Barely able to contain their laughter, the parents went to bring them back, telling them the old man was just pretending.
“Oh no I’m not,” he said, frowning and picking up a hemlock bough that he hurled into the fire, releasing a shower of sparks that flew upwards like fireflies in the night sky and a cloud of smoke that left the people downwind choking and coughing.
“Just imagine the scene, kids,” he continued, addressing himself directly to the children whose frightened eyes reflected the flames. “Just imagine the scene,” he repeated, leaning forward again, his voice barely audible.
“The poor trapper is struggling through the snow.
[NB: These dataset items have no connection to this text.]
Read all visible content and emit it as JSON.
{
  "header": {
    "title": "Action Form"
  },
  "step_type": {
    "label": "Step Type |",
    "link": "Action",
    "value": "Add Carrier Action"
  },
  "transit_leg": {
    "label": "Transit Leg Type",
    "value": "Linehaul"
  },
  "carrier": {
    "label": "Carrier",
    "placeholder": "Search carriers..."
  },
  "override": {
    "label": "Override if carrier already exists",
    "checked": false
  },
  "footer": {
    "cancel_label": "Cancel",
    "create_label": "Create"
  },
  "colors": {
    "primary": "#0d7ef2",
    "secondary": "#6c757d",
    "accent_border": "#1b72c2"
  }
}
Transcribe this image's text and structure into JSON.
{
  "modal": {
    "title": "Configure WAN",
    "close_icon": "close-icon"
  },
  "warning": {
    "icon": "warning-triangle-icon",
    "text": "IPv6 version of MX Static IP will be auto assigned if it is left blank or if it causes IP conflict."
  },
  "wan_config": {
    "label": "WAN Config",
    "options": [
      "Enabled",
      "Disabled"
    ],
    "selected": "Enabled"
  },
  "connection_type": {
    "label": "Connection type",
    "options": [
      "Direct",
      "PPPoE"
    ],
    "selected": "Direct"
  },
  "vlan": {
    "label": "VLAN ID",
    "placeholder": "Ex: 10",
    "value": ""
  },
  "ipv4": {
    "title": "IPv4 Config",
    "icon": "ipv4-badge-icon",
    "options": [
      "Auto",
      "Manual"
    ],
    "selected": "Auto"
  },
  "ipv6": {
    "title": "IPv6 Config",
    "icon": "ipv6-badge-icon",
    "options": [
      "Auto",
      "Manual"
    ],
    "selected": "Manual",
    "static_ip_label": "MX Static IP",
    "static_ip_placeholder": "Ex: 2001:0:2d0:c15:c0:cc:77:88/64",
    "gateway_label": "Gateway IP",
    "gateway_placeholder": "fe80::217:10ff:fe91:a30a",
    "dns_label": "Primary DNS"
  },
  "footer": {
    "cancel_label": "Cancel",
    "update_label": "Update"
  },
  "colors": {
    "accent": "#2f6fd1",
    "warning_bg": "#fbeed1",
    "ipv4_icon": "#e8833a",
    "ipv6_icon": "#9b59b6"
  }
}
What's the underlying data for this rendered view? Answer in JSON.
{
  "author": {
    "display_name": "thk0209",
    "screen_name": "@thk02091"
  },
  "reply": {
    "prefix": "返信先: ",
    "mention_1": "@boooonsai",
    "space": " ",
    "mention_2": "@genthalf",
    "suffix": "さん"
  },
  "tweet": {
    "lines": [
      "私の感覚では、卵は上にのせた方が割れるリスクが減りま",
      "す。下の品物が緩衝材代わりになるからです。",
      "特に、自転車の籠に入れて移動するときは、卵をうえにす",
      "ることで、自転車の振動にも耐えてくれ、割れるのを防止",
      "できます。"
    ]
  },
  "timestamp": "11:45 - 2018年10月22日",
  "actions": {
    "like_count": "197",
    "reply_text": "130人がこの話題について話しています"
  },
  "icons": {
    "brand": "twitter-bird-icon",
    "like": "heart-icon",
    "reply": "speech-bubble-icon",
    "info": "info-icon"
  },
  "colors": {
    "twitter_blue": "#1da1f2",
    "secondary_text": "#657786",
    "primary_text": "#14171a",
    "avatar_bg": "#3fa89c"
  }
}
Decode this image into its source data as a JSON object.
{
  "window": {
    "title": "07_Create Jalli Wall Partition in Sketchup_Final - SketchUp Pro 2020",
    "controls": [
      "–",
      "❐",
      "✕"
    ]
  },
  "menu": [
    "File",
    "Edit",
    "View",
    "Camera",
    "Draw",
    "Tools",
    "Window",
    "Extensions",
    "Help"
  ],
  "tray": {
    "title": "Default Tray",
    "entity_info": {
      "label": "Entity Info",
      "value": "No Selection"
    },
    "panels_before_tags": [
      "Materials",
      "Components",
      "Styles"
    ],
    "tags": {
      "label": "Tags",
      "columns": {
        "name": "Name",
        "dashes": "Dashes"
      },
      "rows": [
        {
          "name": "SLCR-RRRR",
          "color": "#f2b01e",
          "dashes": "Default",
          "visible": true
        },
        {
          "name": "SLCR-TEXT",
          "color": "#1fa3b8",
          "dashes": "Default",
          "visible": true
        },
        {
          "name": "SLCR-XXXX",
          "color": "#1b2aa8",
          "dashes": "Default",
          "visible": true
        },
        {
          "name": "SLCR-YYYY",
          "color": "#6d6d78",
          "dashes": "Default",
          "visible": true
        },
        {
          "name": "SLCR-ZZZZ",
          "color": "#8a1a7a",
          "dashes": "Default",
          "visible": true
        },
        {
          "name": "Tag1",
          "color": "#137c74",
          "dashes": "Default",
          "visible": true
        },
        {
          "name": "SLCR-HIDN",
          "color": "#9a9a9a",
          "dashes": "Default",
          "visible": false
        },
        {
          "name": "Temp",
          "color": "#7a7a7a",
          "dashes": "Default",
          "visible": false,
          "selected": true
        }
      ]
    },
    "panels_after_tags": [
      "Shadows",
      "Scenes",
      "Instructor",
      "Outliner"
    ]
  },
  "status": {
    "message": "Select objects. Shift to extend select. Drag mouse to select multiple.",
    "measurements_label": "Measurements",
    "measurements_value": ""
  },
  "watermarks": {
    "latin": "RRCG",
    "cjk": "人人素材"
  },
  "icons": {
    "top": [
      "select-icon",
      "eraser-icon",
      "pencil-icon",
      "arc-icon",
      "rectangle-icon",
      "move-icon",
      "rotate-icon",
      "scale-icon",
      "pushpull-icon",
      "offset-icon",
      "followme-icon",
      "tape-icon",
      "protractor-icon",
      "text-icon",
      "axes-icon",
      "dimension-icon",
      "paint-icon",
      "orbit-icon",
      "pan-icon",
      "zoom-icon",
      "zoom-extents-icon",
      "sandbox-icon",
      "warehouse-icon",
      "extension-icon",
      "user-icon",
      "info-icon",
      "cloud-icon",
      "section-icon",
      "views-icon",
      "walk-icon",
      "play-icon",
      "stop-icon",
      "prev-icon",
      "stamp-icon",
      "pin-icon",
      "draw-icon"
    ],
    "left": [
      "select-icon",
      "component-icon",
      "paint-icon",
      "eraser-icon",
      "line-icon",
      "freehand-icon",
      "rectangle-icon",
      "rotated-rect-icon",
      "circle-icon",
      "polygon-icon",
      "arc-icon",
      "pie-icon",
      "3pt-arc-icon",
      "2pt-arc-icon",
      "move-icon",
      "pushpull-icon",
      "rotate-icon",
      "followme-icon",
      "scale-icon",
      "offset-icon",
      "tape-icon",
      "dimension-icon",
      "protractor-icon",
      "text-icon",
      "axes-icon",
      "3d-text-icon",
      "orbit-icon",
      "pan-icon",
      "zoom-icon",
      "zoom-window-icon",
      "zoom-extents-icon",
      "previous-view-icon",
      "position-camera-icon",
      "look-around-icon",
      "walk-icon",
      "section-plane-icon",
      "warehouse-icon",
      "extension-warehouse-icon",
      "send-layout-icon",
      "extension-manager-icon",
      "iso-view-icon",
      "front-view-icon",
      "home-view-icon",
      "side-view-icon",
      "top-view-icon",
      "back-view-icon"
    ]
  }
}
Each step is pure agony since the wet snow sticks to his snowshoes, and they become harder and harder to lift. His rifle and pack get heavier and heavier, and he becomes weaker and weaker, and soon he can barely move.
“All of a sudden, he smells something so horrible it can’t be described! He hears whistling and bellowing that shatter the winter silence and freeze his blood. The earth begins to shake under his feet.
“What’s this? It’s the Wendigo itself rushing at him, crashing through the bush, thumping the snow with its giant feet and hurling trees high up in the air.
“The trapper raises his rifle and fires off a clip of .303 steel-jacket bullets. They hit the Wendigo.
“Splat, splat, splat! They go right through its body, leaving great wounds and covering the snow with chunks of torn flesh and blood! But they heal right away and the monster keeps on coming.
“The trapper can now see its huge, ugly fangs and the dirty slobber that hangs from its mouth. The stench is unbearable.
“He doesn’t have time to reload. He throws his gun away, grabs his axe and hurls it with all his might at the Wendigo, burying its razor-sharp blade deep in its hairy chest. The fiend stops, but only for a moment, then pulls the axe from its body and tosses it far off into the distance.
“Grabbing hold of the luckless trapper, it rips off his arms and legs. Just like you kids tear off the arms and legs of deerflies! And as the victim lies watching, helpless and in unbearable pain, the Wendigo gobbles them down on the spot, without even putting salt and pepper on them!
“Usually the trapper dies and there is no more to be said. But if, despite his horrible wounds, he manages to escape and makes it back to his cabin, the story gets even worse.
“For never forget, kids, if someone is bitten by a Wendigo, that person turns into a Wendigo with a great hunger for fresh human flesh. If the family does not get away in time, the new Wendigo will eat them for dinner and not even cook them first!”
After a pause to let the children relish the horror of the old man’s tale, the other adults joined in to exchange stories handed down over the years about times of great hunger and starvation in the bush, and about people known to their parents and grandparents who were supposed to have been Wendigos. However, before going too far, the parents told their children that it was time to go to bed, warning them that if they did not obey, the Wendigo would get them!
Martha and the others had heard enough in any case, and satisfactorily thrilled, returned to their homes to have nightmares about human-eating monsters until dawn.